Carlos Suaréz
Carlos Suaréz
Administrador da VICTORIA Seguros

Haja Juízo!

22/01/2025

No entanto, e antes de tentar perceber o que está em causa, parece conveniente oferecer um esquisso de enquadramento (necessariamente imperfeito) do panorama habitacional espanhol. Sem surpresas, o mercado residencial padece duma aparente falta de habitação disponível, apesar de existirem quase 4 milhões de habitações desocupadas, 3 milhões em arrendamento e mais de 350.000 unidades destinadas ao AL. Sofre, igualmente, por causa duma oferta nova eventualmente insuficiente, visto que a construção de fogos novos (90.000 por ano) não consegue equiparar-se à formação de novas unidades de família (265.000 por ano), com um défice atual acumulado à volta dos 600.000 fogos e projetado para 2030 em torno de 1,5 milhões. Finalmente, o mercado parece sentir a ausência de suficiente solo disponível para desenvolver empreendimentos de nova construção. Evidentemente, a integração dos efeitos resultantes das três situações convida a pensar em mercados tensionados, desequilíbrio entre as curvas mais conhecidas da teoria económica e preços de aquisição ou aluguer bem longe do poder de compra médio, levando em linha de conta que, para um mesmo cenário de análise, o incremento dos primeiros (valores de compra ou arrendamento) ronda os 50% e o segundo (salários) os 17%. É isto – e a menos falada, mas igualmente relevante, gentrificação – que torna o assunto da incapacidade de acesso à habitação num problema social e económico para o país e numa oportunidade para refletir sobre futuras políticas públicas, centradas mais na resolução do puzzle habitacional que no desenvolvimento da atividade económica. 
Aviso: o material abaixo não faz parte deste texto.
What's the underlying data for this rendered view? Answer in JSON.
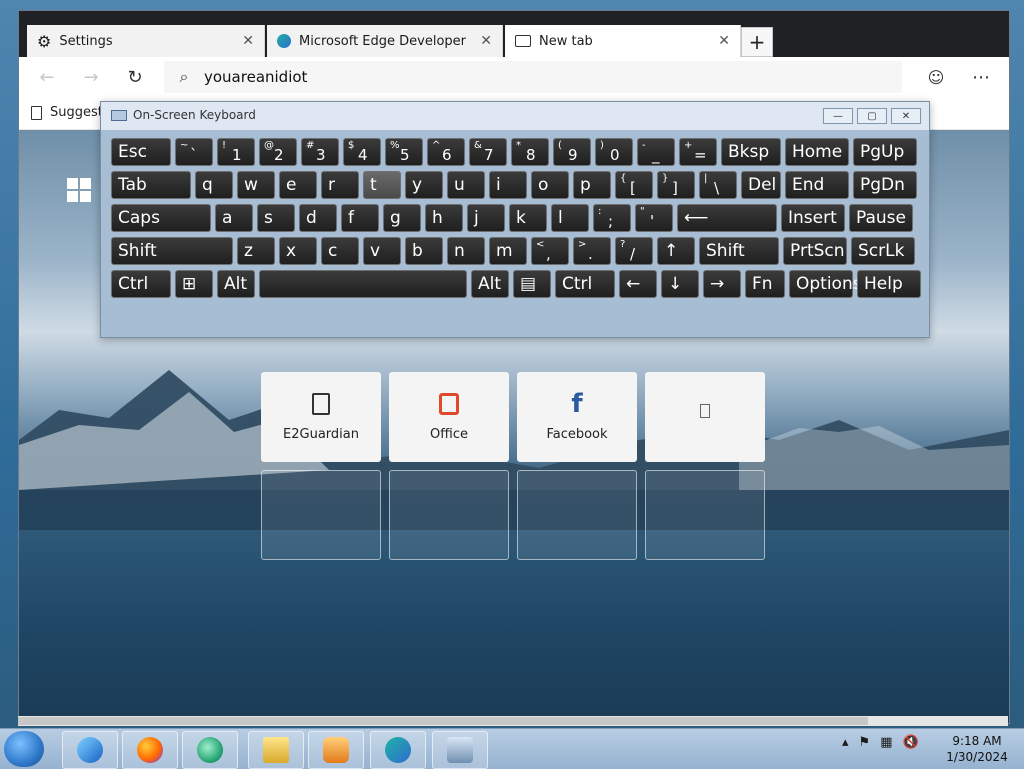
{
  "browser": {
    "tabs": [
      {
        "label": "Settings",
        "icon": "gear-icon",
        "active": false
      },
      {
        "label": "Microsoft Edge Developer",
        "icon": "edge-icon",
        "active": false
      },
      {
        "label": "New tab",
        "icon": "newtab-icon",
        "active": true
      }
    ],
    "new_tab_symbol": "+",
    "omnibox": {
      "value": "youareanidiot"
    },
    "favorites_bar": {
      "first_item": "Suggest"
    }
  },
  "new_tab_page": {
    "tiles": [
      {
        "label": "E2Guardian",
        "icon": "document-icon"
      },
      {
        "label": "Office",
        "icon": "office-icon"
      },
      {
        "label": "Facebook",
        "icon": "facebook-icon"
      },
      {
        "label": "",
        "icon": "blank-icon"
      }
    ]
  },
  "osk": {
    "title": "On-Screen Keyboard",
    "rows": [
      [
        {
          "k": "Esc"
        },
        {
          "sup": "~",
          "main": "`"
        },
        {
          "sup": "!",
          "main": "1"
        },
        {
          "sup": "@",
          "main": "2"
        },
        {
          "sup": "#",
          "main": "3"
        },
        {
          "sup": "$",
          "main": "4"
        },
        {
          "sup": "%",
          "main": "5"
        },
        {
          "sup": "^",
          "main": "6"
        },
        {
          "sup": "&",
          "main": "7"
        },
        {
          "sup": "*",
          "main": "8"
        },
        {
          "sup": "(",
          "main": "9"
        },
        {
          "sup": ")",
          "main": "0"
        },
        {
          "sup": "-",
          "main": "_"
        },
        {
          "sup": "+",
          "main": "="
        },
        {
          "k": "Bksp"
        },
        {
          "k": "Home"
        },
        {
          "k": "PgUp"
        }
      ],
      [
        {
          "k": "Tab"
        },
        {
          "k": "q"
        },
        {
          "k": "w"
        },
        {
          "k": "e"
        },
        {
          "k": "r"
        },
        {
          "k": "t"
        },
        {
          "k": "y"
        },
        {
          "k": "u"
        },
        {
          "k": "i"
        },
        {
          "k": "o"
        },
        {
          "k": "p"
        },
        {
          "sup": "{",
          "main": "["
        },
        {
          "sup": "}",
          "main": "]"
        },
        {
          "sup": "|",
          "main": "\\"
        },
        {
          "k": "Del"
        },
        {
          "k": "End"
        },
        {
          "k": "PgDn"
        }
      ],
      [
        {
          "k": "Caps"
        },
        {
          "k": "a"
        },
        {
          "k": "s"
        },
        {
          "k": "d"
        },
        {
          "k": "f"
        },
        {
          "k": "g"
        },
        {
          "k": "h"
        },
        {
          "k": "j"
        },
        {
          "k": "k"
        },
        {
          "k": "l"
        },
        {
          "sup": ":",
          "main": ";"
        },
        {
          "sup": "\"",
          "main": "'"
        },
        {
          "k": "⟵"
        },
        {
          "k": "Insert"
        },
        {
          "k": "Pause"
        }
      ],
      [
        {
          "k": "Shift"
        },
        {
          "k": "z"
        },
        {
          "k": "x"
        },
        {
          "k": "c"
        },
        {
          "k": "v"
        },
        {
          "k": "b"
        },
        {
          "k": "n"
        },
        {
          "k": "m"
        },
        {
          "sup": "<",
          "main": ","
        },
        {
          "sup": ">",
          "main": "."
        },
        {
          "sup": "?",
          "main": "/"
        },
        {
          "k": "↑"
        },
        {
          "k": "Shift"
        },
        {
          "k": "PrtScn"
        },
        {
          "k": "ScrLk"
        }
      ],
      [
        {
          "k": "Ctrl"
        },
        {
          "k": "⊞"
        },
        {
          "k": "Alt"
        },
        {
          "k": ""
        },
        {
          "k": "Alt"
        },
        {
          "k": "▤"
        },
        {
          "k": "Ctrl"
        },
        {
          "k": "←"
        },
        {
          "k": "↓"
        },
        {
          "k": "→"
        },
        {
          "k": "Fn"
        },
        {
          "k": "Options"
        },
        {
          "k": "Help"
        }
      ]
    ]
  },
  "taskbar": {
    "clock_time": "9:18 AM",
    "clock_date": "1/30/2024"
  }
}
Ora, no anúncio da passada semana, o Governo espanhol apostou as suas fichas intervencionistas para garantir o acesso futuro à habitação pública – conceitualizada como bem social (ao invés dum produto de livre comércio no mercado aberto) – em duas linhas de atuação. Por uma parte, no aumento do parque público a custos controlados de natureza perpétua (habitação sem possibilidade de se transformar em ativo privado com o passar dos anos), encarregue à nova empresa pública de habitação, munida de ativos imobiliários, solos e fluxos financeiros; na implementação dum plano estratégico, apoiado por fundos europeus, orientado ao desenvolvimento da construção modular e industrializada; num sistema de garantias públicas e incentivos fiscais que dinamize a oferta de arrendamento a preços controlados e assegure as rendas dos senhorios; numa eventual reforma da legislação sobre o solo; e nos subsídios para a reabilitação de unidades devolutas destinadas ao aluguer acessível. Por outra parte, no aumento da carga fiscal e a vigilância apertada do AL, na redução das vantagens fiscais das sociedades de investimento e gestão imobiliária e na condenação fiscal dos compradores não comunitários e não residentes.  Independentemente de considerações técnicas, eu diria que – excetuando duas medidas – este anúncio está mais próximo duma brincadeira que duma proposta séria de trabalho, embora seja fácil compreender o que provoca a reação do executivo espanhol. Parece-me que intervir por decreto no mercado raramente traz benefícios para a maioria e proibir que os agentes económicos atuem com um grau suficiente de liberdade frequentemente adiciona – mais do que subtrai – perturbações no tecido produtivo. E o problema é suficientemente complexo para evitar radicalismos ideológicos e soluções de remendo na proposta de políticas de longo alcance. Não se pode deixar a solução, unicamente, nas mãos do mercado, concordo… Mas também não se adianta nada atacando-o, ao invés de colaborar com ele. Haja juízo!